3   als terrein voor al dan niet voor de verkoop opslaan of opstellen van producten, materialen of machines, met uitzondering van het (niet voor de verkoop of verhuur) parkeren van voertuigen;

4   voor de uitoefening van enige vorm van detailhandel, met uitzondering van detailhandel in het klein in ter plaatse vervaardigde of verwerkte producten, als ondergeschikt onderdeel van een bedrijf.

 

3.5     Ontheffing van de gebruiksregels

 

3.5.1  Ontheffing ten behoeve van bouwperceel

Burgemeester en wethouders zijn bevoegd ontheffing te verlenen van het bepaalde in 3.2.1 voor het vergroten van het bouwperceel tot maximaal 5.500 m2 voor zover het stedenbouwkundig beeld niet onevenredig wordt aangetast.

 

3.5.2  Ontheffing ten behoeve van andere milieucategorieën

Burgemeester en wethouders zijn bevoegd ontheffing te verlenen voor de uitoefening van bedrijfsactiviteiten, die niet voorkomen op de Bedrijvenlijst, maar die naar de aard zijn gelijk te stellen met bedrijven uit de betreffende categorie, mits:

a   dit bedrijf qua milieubelasting, naar zijn aard en omvang en zijn effecten op het woon- en leefklimaat is te vergelijken met bedrijven die voor het betreffende gebied zijn toegestaan;

b   geen ontheffing mag worden verleend voor bedrijven, die genoemd worden in artikel 2.4 van het Inrichtingen- en vergunningenbesluit milieubeheer.

 

3.5.3  Ontheffing ten behoeve van buitenstalling

Burgemeester en wethouders zijn bevoegd ontheffing te verlenen van het bepaalde in 3.4.7 onder 3 ten behoeve van buitenstalling van producten met dien verstande dat:

a      Door deze ontheffing de visuele waarde van het terrein en van de directe omgeving van het bedrijf niet wordt aangetast.

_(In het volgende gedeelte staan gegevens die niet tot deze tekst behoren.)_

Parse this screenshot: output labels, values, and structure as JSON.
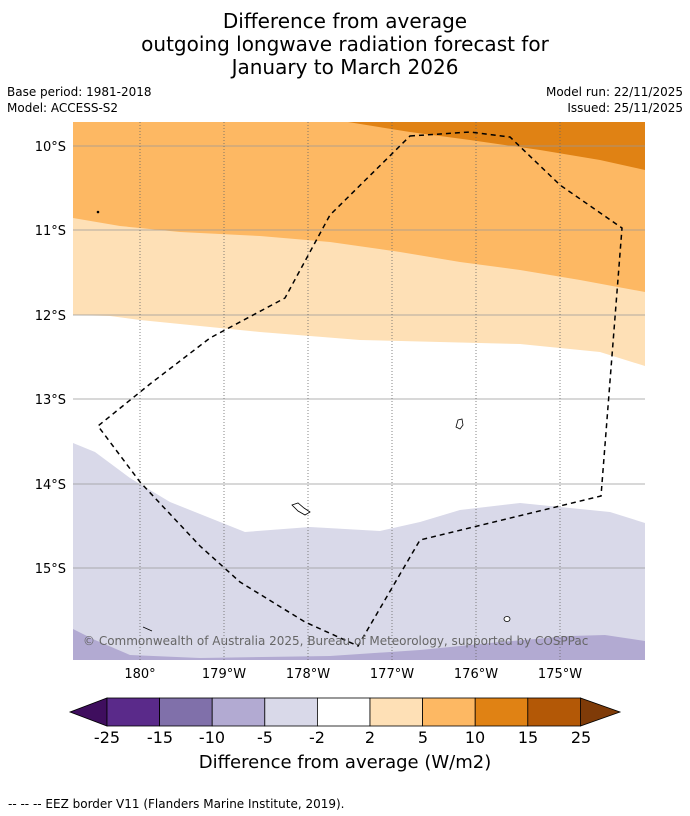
{
  "title": {
    "line1": "Difference from average",
    "line2": "outgoing longwave radiation forecast for",
    "line3": "January to March 2026"
  },
  "meta": {
    "base_period": "Base period: 1981-2018",
    "model": "Model: ACCESS-S2",
    "model_run": "Model run: 22/11/2025",
    "issued": "Issued: 25/11/2025"
  },
  "map": {
    "lat_labels": [
      "10°S",
      "11°S",
      "12°S",
      "13°S",
      "14°S",
      "15°S"
    ],
    "lon_labels": [
      "180°",
      "179°W",
      "178°W",
      "177°W",
      "176°W",
      "175°W"
    ],
    "copyright": "© Commonwealth of Australia 2025, Bureau of Meteorology, supported by COSPPac"
  },
  "colorbar": {
    "labels": [
      "-25",
      "-15",
      "-10",
      "-5",
      "-2",
      "2",
      "5",
      "10",
      "15",
      "25"
    ],
    "colors": [
      "#3f0e5e",
      "#5a2a8a",
      "#8070aa",
      "#b2aad2",
      "#d9d9e9",
      "#ffffff",
      "#fee0b6",
      "#fdb863",
      "#e08214",
      "#b35806",
      "#7f3b08"
    ],
    "title": "Difference from average (W/m2)"
  },
  "legend": {
    "eez": "--  --  -- EEZ border V11 (Flanders Marine Institute, 2019)."
  }
}
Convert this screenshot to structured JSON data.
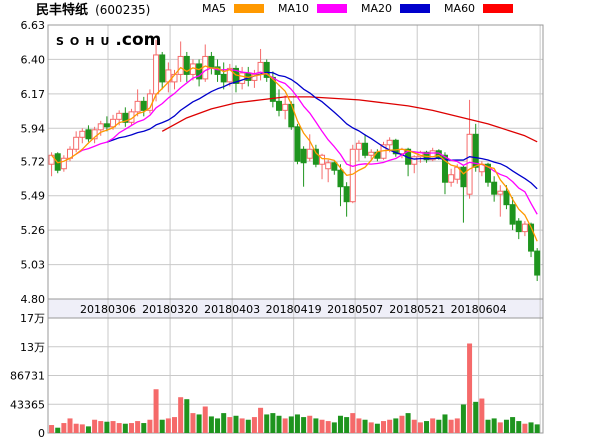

b      De hoogte van de buitenopslag niet meer bedraagt dan 8 m.

c      Buitenopslag van al dan niet voor de verkoop bestemde producten uitsluitend achter de voorgevellijn van de bedrijfsbebouwing plaatsvindt, met dien verstande dat de opslag door groenvoorzieningen aan het zicht wordt onttrokken.